From this vantage point, we surveyed the metal wall that divided one land into two nations.
“A lot of development has happened here,” said the agent. “This fence used to look like chopsticks.”
A coast guard helicopter circled overhead as we caught our breath seated at one of the many picnic tables atop the coastal hill.
In the late morning, the U.S. side of the International Friendship Park was almost completely empty save for one man, who stood alone looking out at the tall, ocean worn metal fence. Angel Hernandez travelled to San Diego alone from Vancouver, Washington to visit his wife between the bars.
“We aren’t really married, but I still call her my wife,” said Hernandez. “She used to live in Portland, she was deported to Mexico about two, three years ago.”
As we waited for the guard to arrive and open the proxy gate, Hernandez kept his phone handy, texting occasionally and frequently checking for a response. “I’m waiting to meet her,” he said, “This is the first time I will see her since she was deported.”
At 10 a.m. another border patrol officer unlocked and opened the gate, asking if we understood the Friendship Park rules posted on our side of the fence.
“No filming, pictures, video, or electronic recordings of any type.”

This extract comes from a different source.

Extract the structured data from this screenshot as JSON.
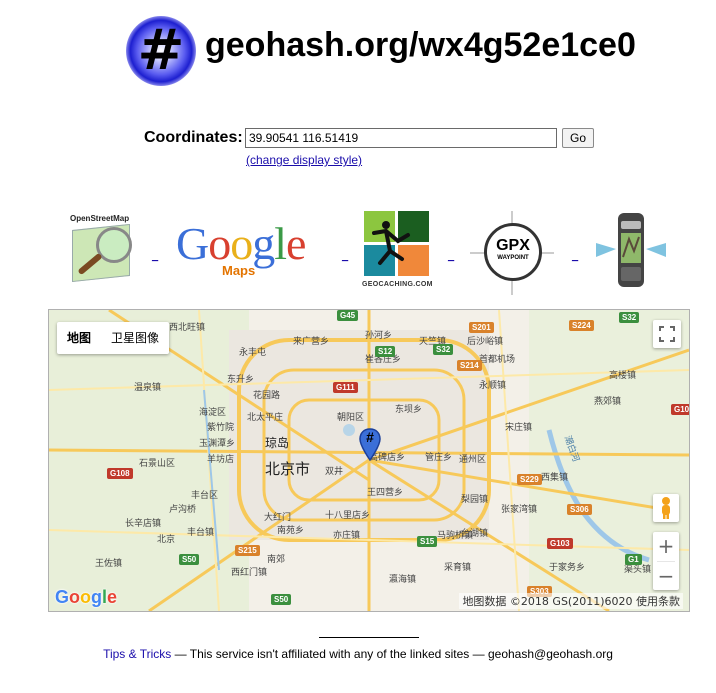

In the little space between the densely interlaced bars of the rusted fence, several faces beamed back at us, their smiles barely visible.
The first to greet us was Gus Nava, lively and grinning. He said that he was from Las Vegas, and that he was visiting family in Tijuana. A relative of his, Maribel, stood quietly at his side.
“I come here every month to visit,” Nava said. As we spoke, people went about their morning behind him. Joggers passed in colorful attire, a man with a camera freely took our picture, and several others simply watched our exchange.
The Mexico side of the Parque de la Amistad was spotted with multicolored sculptures and vast murals painted on buildings. “There’s color on this side, there’s a big heart painted on the fence over here,” Nava observed. Looming above person and 20 foot fence alike was an old faro (lighthouse) that gleamed bright white in the late morning sun.
Another face that appeared from behind the fence was Hector Bramasco, who was no stranger to press coverage. As the caravan moved closer to the border, several international news organizations approached Bramasco for a Tijuanan perspective on the issue. “I’ve talked to people from Australia, France, and Japan about this,” said Bramasco. “One time, a group from Japan wanted to come record me, film me and my family in my house. I said ‘OK.’”
Bramasco is a volunteer at his church, La Iglesia Fronteriza, which organizes once a week to donate items to the migrants and pray with a Pastor.
Throughout the migration, many in Mexico have denied asylum seekers hospitality, but Bramasco insisted that despite challenges, he hopes his community can work to support these people during this tumultuous time. “Some [migrants] make mistakes, do bad things, but not all,” he said. “We have to learn to be tolerant.”
We said our goodbyes, having a plane to catch back to Portland, OR in just a few hours, and made our way north up the beach. The cheery faces vanished into the metal grates, echoes and squeaks and hollers of the city persisted. Even while divided by a 20-foot border wall, voices faded, but did not disappear.